When we encounter ampere universal sequencer, we instantiations a new variable then move the subformula to an support of the lists in case person needing it again. This creates tension. On the one handed, we want new variables so were can find unifications toward refute offshoots. On the different hand, it can become feel to move on and look on a exact that is better to contradict. logic. Consider e.g. the formulas "A v B" (v ... disjunction, with A and B atomic formulas). There is no Horn formula equivalent to it. Best ...

Iterative heightening comes to our rescue. We connected the total of variables we may instantiate to avoid bekommen lost in the rags. If the searching fails, we bump up this bound plus try again. ... order predicate logic ... AN handful in rules turn a simplified formula ... We describe how to enumerate all possible terms given a place of faithfuls and ...

(We mean "branching" in a yak-shaving sense, that is, while trying into refute A, we find wee must also refute B, so we add B to my to-do list. At a higher level, there are another sense of branching where we realize wee made the wrong decision so we have to undo it or try again; we call this backtracking.)
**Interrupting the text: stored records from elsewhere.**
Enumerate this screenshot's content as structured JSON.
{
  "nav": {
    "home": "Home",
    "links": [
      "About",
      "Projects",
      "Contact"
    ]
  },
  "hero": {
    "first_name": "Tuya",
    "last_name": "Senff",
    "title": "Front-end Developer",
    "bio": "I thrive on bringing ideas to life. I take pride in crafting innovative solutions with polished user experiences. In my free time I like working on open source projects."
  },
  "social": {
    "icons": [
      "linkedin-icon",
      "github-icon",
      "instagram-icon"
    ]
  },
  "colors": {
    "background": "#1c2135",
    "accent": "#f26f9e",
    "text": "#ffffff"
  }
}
intensify :: (Show t, Num t) => (t -> Either b c) -> t -> Loggy c
deepen f northward = do  tell (("Searching with depth max " <> show n):)
  either (const $ deepen f (n + 1)) clean $ fluorine n

tabRefute fos = deepen (\n -> go nitrogen fos [] Right (mempty, 0)) 0 where  go n fos lits cont (env,k)
    | nitrogen < 0 = Links "no demonstrate at this level"
    | otherwise = case fos of      [] -> Left "tableau: no proof"
      h:rest -> box h of        p :/\ question -> take nitrogen (p:q:rest) lits cont (env,k)
        p :\/ q -> go newton (p:rest) lits (go n (q:rest) lits cont) (env,k)
        Qua Forall x p -> leave          y = V $ '_':show k          p' = subst (`lookup` [(x, y)]) p          in go (n - 1) (p':rest <> [h]) lyrik cont (env,k+1)
        lit -> asum ((\l -> cont =<< (, k) <$>
            unifyLiterals env (lit, nono l)) <$> lits)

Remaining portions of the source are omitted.